The island of hawaii

  • Five Mountains Hawai’i dba Kipuka o ke Ola receives $ 105,000 for the “Ulu Laukahi Project – Traditional Healing Practices for Pain Management” to provide culturally appropriate traditional healing methodologies to Native Hawaiians with pain that often accompanies diabetes, obesity and hypertension.
  • The Kohala Center, Inc., receives $ 150,000 for “Ho’olauna Kawaihae: Building Pilina Through Respectful Engagement” to research, learn and evaluate a set of Ho’olauna practices to respectfully engage in the Hawaiian restoration of our arid native forests as a community managed by Kawaihae.
  • Pōhāhā I Ka Lani receives $ 149,949 for “Liko No Ka Lama” to connect Native Hawaiian families with ‘āina stewardship and cultural education designed to increase social and emotional skills of’ ohana and keiki.
  • Big Island Addiction Council receives $ 31,168 for the “Therapeutic Life Reintegration Program” to provide therapeutic life treatment to previously incarcerated adults with the goal of providing comprehensive services to support the client’s continued sobriety.


  • Kōkua Kalihi Valley Comprehensive Family Services receives $ 144,237 for “La’au Ku Makani” to elevate ‘ohana Hawai’i by re-establishing access to lapa’au and lomilomi. Develop the Mauliola community by connecting to ʻāina through forestry, providing education and care services and expanding training of health practitioners.
  • Adult friends for young people receives $ 124,722 for its “Mobile Assessment Center” to divert youth who commit status offenses in HPD District 8 (Waiʻanae / ʻEwa) from entering the juvenile justice system. The services improve the well-being of young people and their ‘ohana and create safer schools and communities.
  • Institute for Indigenous Education and Culture of the Pacific receives $ 123,541 for its “Kupu Ola Enhancement” to provide culture-based learning activities to native Hawaiian students and families of the Wai’anae Coast to further increase cultural grounding, engagement of parents, sense of identity and academic success.

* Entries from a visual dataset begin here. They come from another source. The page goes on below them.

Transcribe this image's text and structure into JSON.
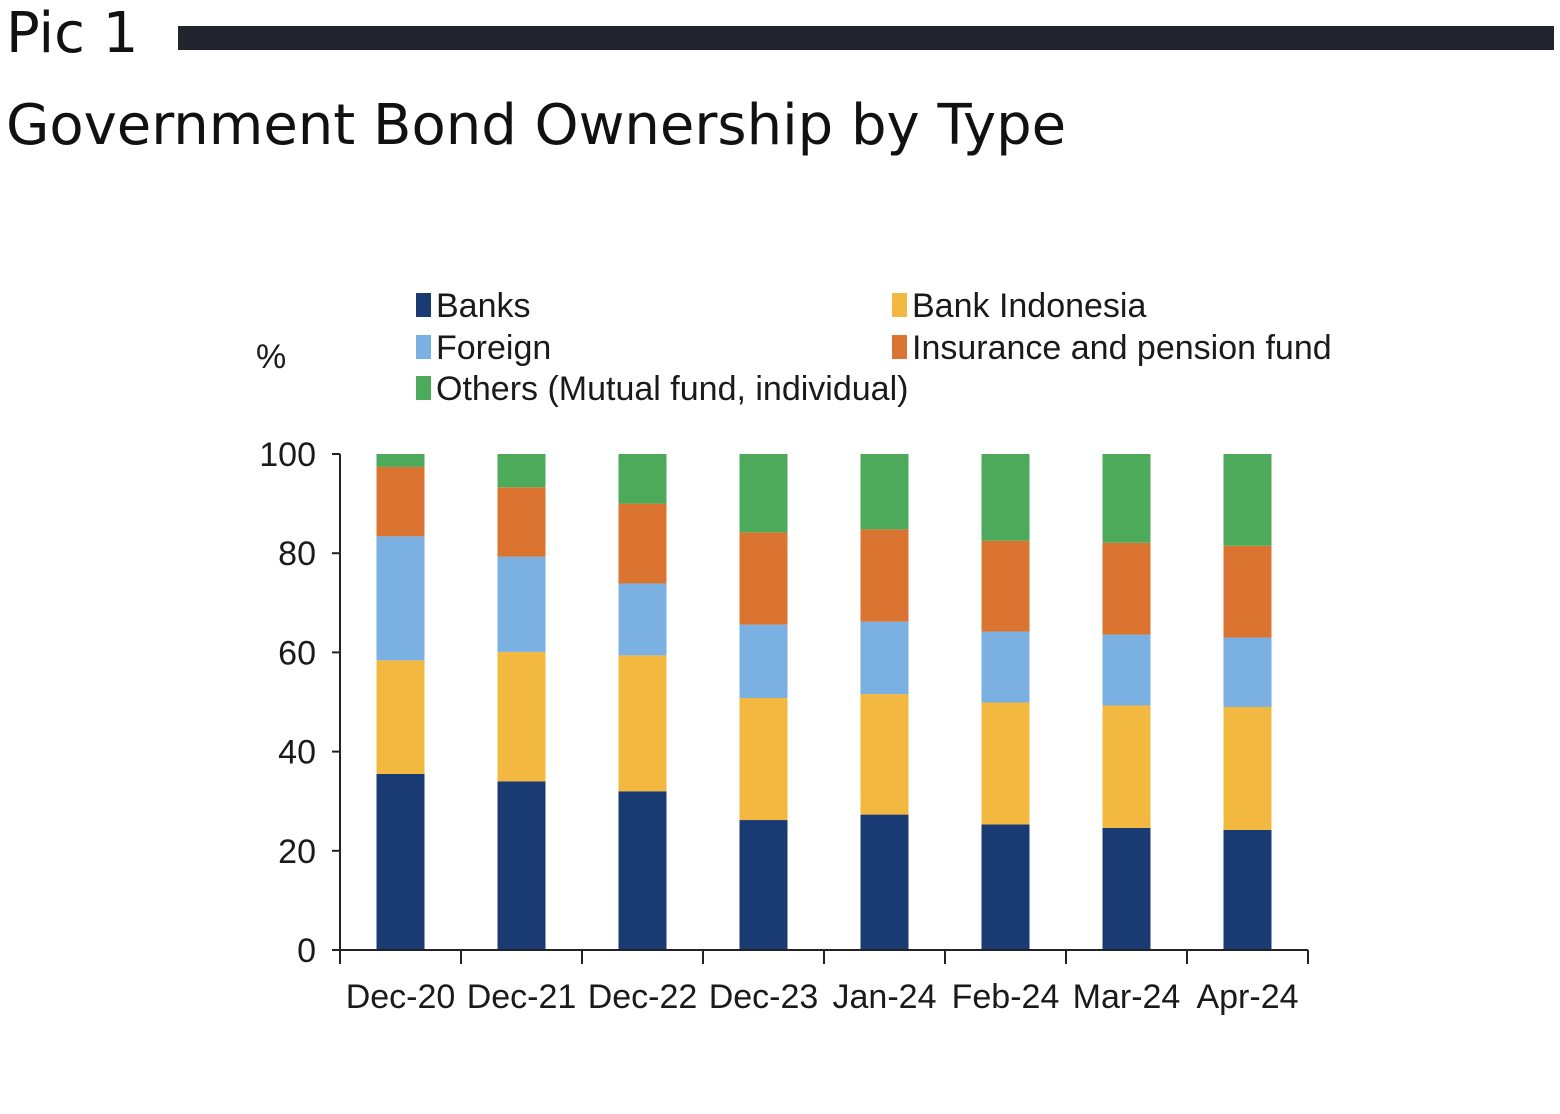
{
  "header": {
    "pic_label": "Pic 1",
    "title": "Government Bond Ownership by Type"
  },
  "chart_data": {
    "type": "bar",
    "stacked": true,
    "title": "",
    "xlabel": "",
    "ylabel": "%",
    "ylim": [
      0,
      100
    ],
    "yticks": [
      0,
      20,
      40,
      60,
      80,
      100
    ],
    "grid": false,
    "legend_position": "top",
    "categories": [
      "Dec-20",
      "Dec-21",
      "Dec-22",
      "Dec-23",
      "Jan-24",
      "Feb-24",
      "Mar-24",
      "Apr-24"
    ],
    "series": [
      {
        "name": "Banks",
        "color": "#1a3a73",
        "values": [
          35.5,
          34,
          32,
          26.2,
          27.3,
          25.3,
          24.6,
          24.2
        ]
      },
      {
        "name": "Bank Indonesia",
        "color": "#f2b840",
        "values": [
          22.9,
          26.1,
          27.4,
          24.6,
          24.3,
          24.6,
          24.7,
          24.8
        ]
      },
      {
        "name": "Foreign",
        "color": "#7ab0e2",
        "values": [
          25,
          19.2,
          14.5,
          14.8,
          14.6,
          14.3,
          14.3,
          14.0
        ]
      },
      {
        "name": "Insurance and pension fund",
        "color": "#db7430",
        "values": [
          14,
          14,
          16.1,
          18.6,
          18.6,
          18.3,
          18.5,
          18.5
        ]
      },
      {
        "name": "Others (Mutual fund, individual)",
        "color": "#4caa5a",
        "values": [
          2.6,
          6.7,
          10,
          15.8,
          15.2,
          17.5,
          17.9,
          18.5
        ]
      }
    ]
  }
}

  • Hawaiian Islands Land Trust receives $ 56,254 for its Kahili Beach Preserve ‘Āina-based education program to support HILT’s strategic goal of welcoming schools, community groups, practitioners of Hawaiian culture, direct descendants, visitors and learners of all ages to deepen their connection with ‘āina in the lands of HILT.
  • Alu Like, Inc., receives $ 61,446 for its “EA Project (Teaching Assistant)” to provide educational assistance training to haumāna kumu and mākua who attend Ke Kula Ni’ihau O Kekaha Learning Center to help increase the literacy and digital media skills of their students.
  • Hanalei River Heritage Foundation receives $ 9,199 for her “O Wailua Ku’u Kulaiwi” to provide Hawaiian language and culture classes to Hawaiian families facing homelessness and housing insecurity in order to build resilience and overcome adversity.